A ordem vale para as administrações do Plano Piloto, Paranoá, Água Quente, Sol Nascente/Pôr do Sol, Arniqueiras, Fercal, Itapoã, Varjão, Lago Sul e São Sebastião. Segundo o texto da decisão, essas unidades foram inspecionadas pelo Ministério Público do Distrito Federal e Territórios (MPDFT) em maio de 2025, após apresentarem mais de 85% de servidores ocupando cargos comissionados.
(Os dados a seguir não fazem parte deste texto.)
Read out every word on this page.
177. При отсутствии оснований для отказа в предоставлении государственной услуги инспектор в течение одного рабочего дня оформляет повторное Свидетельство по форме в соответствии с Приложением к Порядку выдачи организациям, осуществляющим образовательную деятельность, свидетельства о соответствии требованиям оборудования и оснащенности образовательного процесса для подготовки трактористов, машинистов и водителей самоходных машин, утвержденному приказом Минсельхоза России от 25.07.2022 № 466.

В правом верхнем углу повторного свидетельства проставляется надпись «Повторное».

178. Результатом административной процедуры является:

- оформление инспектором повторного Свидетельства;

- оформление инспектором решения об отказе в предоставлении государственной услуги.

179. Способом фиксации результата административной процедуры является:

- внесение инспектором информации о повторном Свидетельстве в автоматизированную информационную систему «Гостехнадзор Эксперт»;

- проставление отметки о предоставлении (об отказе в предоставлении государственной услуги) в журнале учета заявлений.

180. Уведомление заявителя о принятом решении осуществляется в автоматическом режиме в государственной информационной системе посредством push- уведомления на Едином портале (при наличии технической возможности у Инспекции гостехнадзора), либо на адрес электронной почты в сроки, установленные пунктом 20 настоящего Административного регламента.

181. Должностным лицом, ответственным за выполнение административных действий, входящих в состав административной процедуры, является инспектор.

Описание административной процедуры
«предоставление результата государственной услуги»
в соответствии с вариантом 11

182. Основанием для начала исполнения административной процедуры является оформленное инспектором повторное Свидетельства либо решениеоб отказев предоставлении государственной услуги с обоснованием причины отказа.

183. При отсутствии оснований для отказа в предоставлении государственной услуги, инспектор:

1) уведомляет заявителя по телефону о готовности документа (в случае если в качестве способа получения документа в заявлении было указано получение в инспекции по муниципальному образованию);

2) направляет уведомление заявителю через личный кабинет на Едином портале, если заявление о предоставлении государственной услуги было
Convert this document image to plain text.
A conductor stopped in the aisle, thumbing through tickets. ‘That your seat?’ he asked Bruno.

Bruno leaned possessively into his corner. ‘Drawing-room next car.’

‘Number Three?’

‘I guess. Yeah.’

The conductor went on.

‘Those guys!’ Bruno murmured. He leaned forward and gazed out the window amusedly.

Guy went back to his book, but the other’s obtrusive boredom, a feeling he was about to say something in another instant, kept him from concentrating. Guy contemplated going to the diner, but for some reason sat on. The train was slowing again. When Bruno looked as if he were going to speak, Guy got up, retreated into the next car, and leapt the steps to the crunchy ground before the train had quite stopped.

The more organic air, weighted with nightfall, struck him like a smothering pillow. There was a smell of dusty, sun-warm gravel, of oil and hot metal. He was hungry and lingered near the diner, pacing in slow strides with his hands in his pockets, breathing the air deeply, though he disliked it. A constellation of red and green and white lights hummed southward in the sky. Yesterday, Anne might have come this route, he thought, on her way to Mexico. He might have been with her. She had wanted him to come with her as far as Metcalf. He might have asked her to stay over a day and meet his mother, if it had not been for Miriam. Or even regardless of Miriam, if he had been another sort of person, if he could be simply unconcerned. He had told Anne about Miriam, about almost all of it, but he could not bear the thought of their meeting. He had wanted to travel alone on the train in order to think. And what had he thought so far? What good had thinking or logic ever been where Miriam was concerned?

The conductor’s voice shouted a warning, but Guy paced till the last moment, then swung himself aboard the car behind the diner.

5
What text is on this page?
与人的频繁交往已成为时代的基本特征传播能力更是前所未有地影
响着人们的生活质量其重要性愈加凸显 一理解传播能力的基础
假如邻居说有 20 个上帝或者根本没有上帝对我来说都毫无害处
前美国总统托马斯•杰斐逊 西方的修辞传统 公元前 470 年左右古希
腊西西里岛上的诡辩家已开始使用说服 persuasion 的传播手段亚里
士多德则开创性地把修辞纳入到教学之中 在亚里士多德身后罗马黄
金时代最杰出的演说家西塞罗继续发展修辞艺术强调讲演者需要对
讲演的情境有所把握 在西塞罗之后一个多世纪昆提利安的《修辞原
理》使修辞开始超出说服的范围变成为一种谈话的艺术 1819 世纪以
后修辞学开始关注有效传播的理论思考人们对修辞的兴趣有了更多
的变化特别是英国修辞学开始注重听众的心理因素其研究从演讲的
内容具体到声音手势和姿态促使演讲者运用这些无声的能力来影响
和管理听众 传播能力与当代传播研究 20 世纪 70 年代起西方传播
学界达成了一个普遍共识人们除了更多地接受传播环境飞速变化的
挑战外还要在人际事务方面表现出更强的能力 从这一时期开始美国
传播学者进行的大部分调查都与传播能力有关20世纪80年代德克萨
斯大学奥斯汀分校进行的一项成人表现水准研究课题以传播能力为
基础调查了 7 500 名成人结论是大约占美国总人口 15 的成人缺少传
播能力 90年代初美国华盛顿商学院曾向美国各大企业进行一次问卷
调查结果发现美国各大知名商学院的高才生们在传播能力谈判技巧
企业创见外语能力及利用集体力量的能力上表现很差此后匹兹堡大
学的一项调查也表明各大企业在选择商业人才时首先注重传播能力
A decisão também proíbe novas nomeações para cargos comissionados nessas administrações regionais quando as atribuições não se enquadrarem em funções de direção, chefia e assessoramento, conforme o artigo 37 da Constituição Federal. A magistrada ainda advertiu que eventual criação de novas administrações regionais não poderá servir para ampliar a ocupação de cargos comissionados em funções técnicas, burocráticas ou operacionais.
Em caso de descumprimento, foi fixada multa diária de R$ 5 mil, limitada a R$ 2 milhões. A sanção poderá ser aplicada pessoalmente ao governador do Distrito Federal, ao secretário de Governo e ao secretário de Economia, após prévia intimação.
As medidas decorrem da atuação do MPDFT, que busca adequar a estrutura de pessoal das administrações regionais aos princípios constitucionais da administração pública. A decisão da Vara de Fazenda Pública reconheceu que o Distrito Federal não regularizou os problemas apontados pelo Ministério Público no processo judicial.
O relatório das vistorias apontou que servidores comissionados desempenhavam atividades como atendimento ao público, protocolo de documentos, manutenção de computadores, gestão de patrimônio, abastecimento e condução de veículos oficiais, além de tarefas administrativas relacionadas à área de recursos humanos. Segundo o órgão, essas atribuições deveriam ser exercidas por servidores aprovados em concurso público.